By John Whitesides
(Reuters) – President Donald Trump on Tuesday will travel to Pennsylvania for his second campaign rally since his bout with COVID-19, while Democratic rival Joe Biden is heading to Florida as the fight for the White House focuses on two of the biggest battleground states.
Trump returned to the campaign trail on Monday night in Florida for the first time since disclosing he had the coronavirus, throwing out protective masks to supporters but not wearing one himself as he talked about his recovery.
“I went through it now. They say I’m immune. I feel so powerful,” Trump told the crowd, who stood shoulder to shoulder, with most not wearing face coverings. “I will kiss everyone in that audience, I will kiss the guys and the beautiful women, I will give you a big fat kiss.”
The rally came hours after the White House said Trump had tested negative for COVID-19 on consecutive days and was not infectious to others.
They were the president’s first negative COVID-19 tests announced by the White House since Trump said on Oct. 2 that he had contracted the virus. In a memo, Dr. Sean Conley did not say when the tests were conducted.
Biden has been critical of Trump’s management of the pandemic. Trump has worked furiously for months to shift public attention away from the coronavirus, which has infected more than 7.8 million people in the United States, killed more than 214,000 and put millions out of work.
But Trump’s illness has put the focus of the campaign’s closing stretch squarely on his response to the coronavirus, and opinion polls show Trump losing more ground to Biden as the two White House contenders push toward the Nov. 3 election.
Trump will travel on Tuesday to Johnstown, Pennsylvania, for an airport rally in a state that he carried in 2016 by less than one percentage point, and where polls show Biden with a steady lead this time around.
A Reuters/Ipsos poll released on Monday showed Biden with a 7 percentage point lead over Trump in Pennsylvania, with a majority of voters saying Biden would do a better job of handling the pandemic.
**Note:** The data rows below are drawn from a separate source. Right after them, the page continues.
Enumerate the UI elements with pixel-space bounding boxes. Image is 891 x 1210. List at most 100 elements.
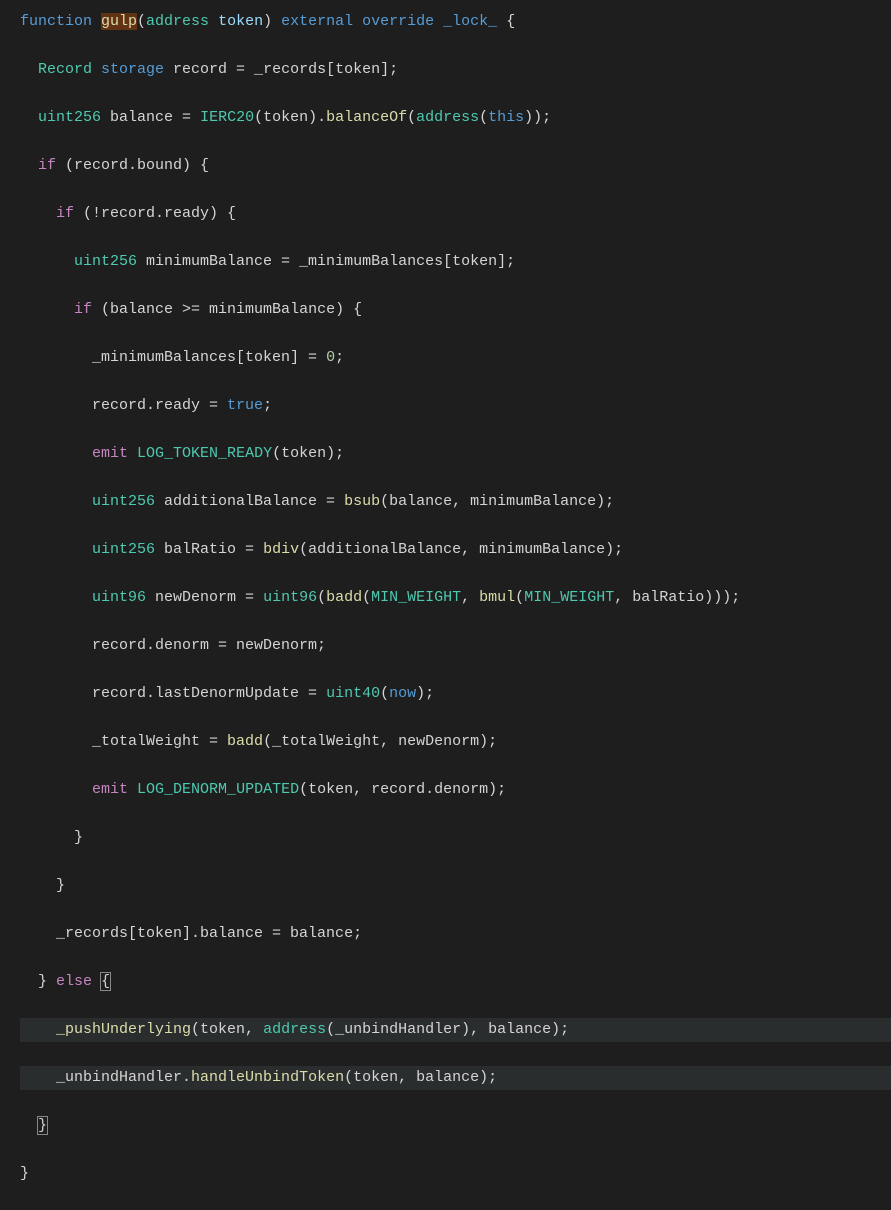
code-token: token [218, 13, 263, 30]
code-token: (_unbindHandler), balance); [326, 1021, 569, 1038]
code-token: } [38, 973, 56, 990]
code-token: (additionalBalance, minimumBalance); [299, 541, 623, 558]
code-token: badd [326, 589, 362, 606]
code-token: minimumBalance = _minimumBalances[token]… [137, 253, 515, 270]
code-line[interactable]: if (!record.ready) { [20, 202, 891, 226]
code-token [128, 781, 137, 798]
code-line[interactable]: record.denorm = newDenorm; [20, 634, 891, 658]
code-editor[interactable]: function gulp(address token) external ov… [0, 10, 891, 1210]
code-token: if [38, 157, 56, 174]
code-token: now [389, 685, 416, 702]
code-token: uint96 [92, 589, 146, 606]
code-token: record = _records[token]; [164, 61, 398, 78]
code-token: uint96 [263, 589, 317, 606]
code-line[interactable]: _minimumBalances[token] = 0; [20, 346, 891, 370]
code-token [353, 13, 362, 30]
code-token: } [37, 1116, 48, 1135]
code-line[interactable]: function gulp(address token) external ov… [20, 10, 891, 34]
code-token: (token, balance); [344, 1069, 497, 1086]
code-token: record.ready = [92, 397, 227, 414]
code-token: (token); [272, 445, 344, 462]
code-token: ( [317, 589, 326, 606]
code-line[interactable]: _unbindHandler.handleUnbindToken(token, … [20, 1066, 891, 1090]
code-token: } [74, 829, 83, 846]
code-line[interactable]: } else { [20, 970, 891, 994]
code-token: ; [263, 397, 272, 414]
code-line[interactable]: } [20, 826, 891, 850]
code-token: override [362, 13, 434, 30]
code-token: bdiv [263, 541, 299, 558]
code-token: additionalBalance = [155, 493, 344, 510]
code-token: _records[token].balance = balance; [56, 925, 362, 942]
code-line[interactable]: if (record.bound) { [20, 154, 891, 178]
code-token: LOG_TOKEN_READY [137, 445, 272, 462]
code-token: uint256 [92, 541, 155, 558]
code-token: external [281, 13, 353, 30]
code-line[interactable]: uint256 additionalBalance = bsub(balance… [20, 490, 891, 514]
code-token: newDenorm = [146, 589, 263, 606]
code-token: record.denorm = newDenorm; [92, 637, 326, 654]
code-token: else [56, 973, 92, 990]
code-token [434, 13, 443, 30]
code-line[interactable]: uint256 balRatio = bdiv(additionalBalanc… [20, 538, 891, 562]
code-token: if [56, 205, 74, 222]
code-token: bmul [479, 589, 515, 606]
code-token: true [227, 397, 263, 414]
code-line[interactable]: record.ready = true; [20, 394, 891, 418]
code-token: uint256 [38, 109, 101, 126]
code-token: ) [263, 13, 281, 30]
code-token: ( [515, 589, 524, 606]
code-token: handleUnbindToken [191, 1069, 344, 1086]
code-line[interactable]: _totalWeight = badd(_totalWeight, newDen… [20, 730, 891, 754]
code-token: gulp [101, 13, 137, 30]
code-line[interactable]: if (balance >= minimumBalance) { [20, 298, 891, 322]
code-token: , balRatio))); [614, 589, 740, 606]
code-token: { [497, 13, 515, 30]
code-token: (balance, minimumBalance); [380, 493, 614, 510]
code-token: balanceOf [326, 109, 407, 126]
code-token: if [74, 301, 92, 318]
code-token: _totalWeight = [92, 733, 227, 750]
code-token: ( [137, 13, 146, 30]
code-token: } [56, 877, 65, 894]
code-token: this [488, 109, 524, 126]
code-token: ; [335, 349, 344, 366]
code-token: ( [380, 685, 389, 702]
code-token: )); [524, 109, 551, 126]
code-token: (token, [191, 1021, 263, 1038]
code-line[interactable]: _pushUnderlying(token, address(_unbindHa… [20, 1018, 891, 1042]
code-token: _lock_ [443, 13, 497, 30]
code-line[interactable]: Record storage record = _records[token]; [20, 58, 891, 82]
code-token: storage [101, 61, 164, 78]
code-line[interactable]: record.lastDenormUpdate = uint40(now); [20, 682, 891, 706]
code-token: ( [479, 109, 488, 126]
code-line[interactable]: } [20, 1114, 891, 1138]
code-token: (balance >= minimumBalance) { [92, 301, 362, 318]
code-token: , [461, 589, 479, 606]
code-token: Record [38, 61, 101, 78]
code-line[interactable]: } [20, 1162, 891, 1186]
code-line[interactable]: uint96 newDenorm = uint96(badd(MIN_WEIGH… [20, 586, 891, 610]
code-token: address [263, 1021, 326, 1038]
code-line[interactable]: uint256 balance = IERC20(token).balanceO… [20, 106, 891, 130]
code-token: (!record.ready) { [74, 205, 236, 222]
code-token: balRatio = [155, 541, 263, 558]
code-token: _unbindHandler. [56, 1069, 191, 1086]
code-token: (record.bound) { [56, 157, 209, 174]
code-token: uint256 [92, 493, 155, 510]
code-line[interactable]: _records[token].balance = balance; [20, 922, 891, 946]
code-line[interactable]: uint256 minimumBalance = _minimumBalance… [20, 250, 891, 274]
code-token: { [100, 972, 111, 991]
code-token: balance = [101, 109, 200, 126]
code-token: MIN_WEIGHT [371, 589, 461, 606]
code-token: MIN_WEIGHT [524, 589, 614, 606]
code-token: badd [227, 733, 263, 750]
code-token: 0 [326, 349, 335, 366]
code-token: ( [407, 109, 416, 126]
code-line[interactable]: emit LOG_DENORM_UPDATED(token, record.de… [20, 778, 891, 802]
code-token: address [146, 13, 209, 30]
code-line[interactable]: emit LOG_TOKEN_READY(token); [20, 442, 891, 466]
code-token [128, 445, 137, 462]
code-line[interactable]: } [20, 874, 891, 898]
code-token: (token). [254, 109, 326, 126]
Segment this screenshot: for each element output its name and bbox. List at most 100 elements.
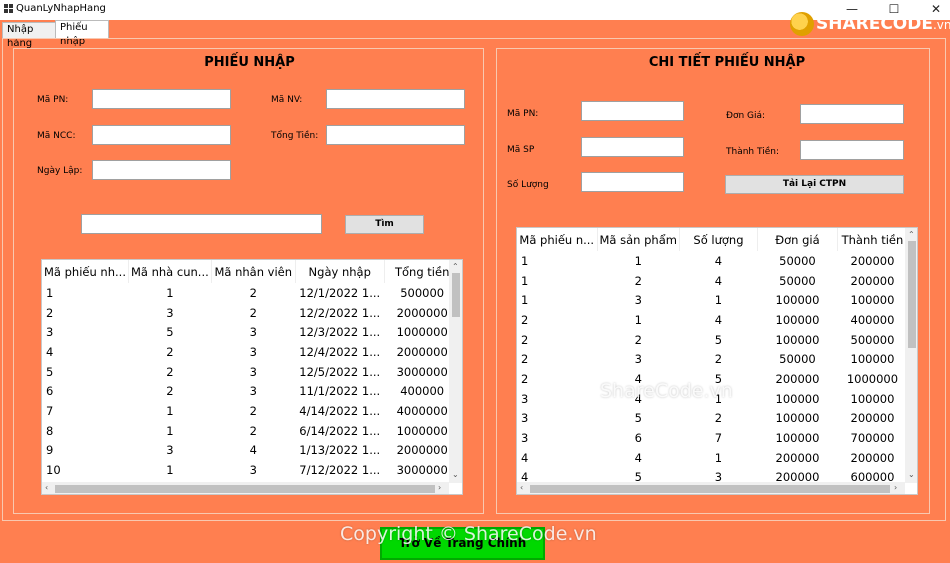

Biden will head to the battleground of Florida, where a win over Trump would cripple the president’s chances for re-election. The former vice president will deliver remarks in Pembroke Pines on his vision for older Americans and attend an event in Miramar to encourage residents to make a plan to vote.
Most recent polls show Biden with a small lead and ahead with key demographic groups in the state, particularly seniors. Trump won Florida in 2016 by 1.2 percentage points.
Trump plans rallies in Pennsylvania, Iowa, North Carolina, Georgia and Florida later this week as he barnstorms through crucial states ahead of the election.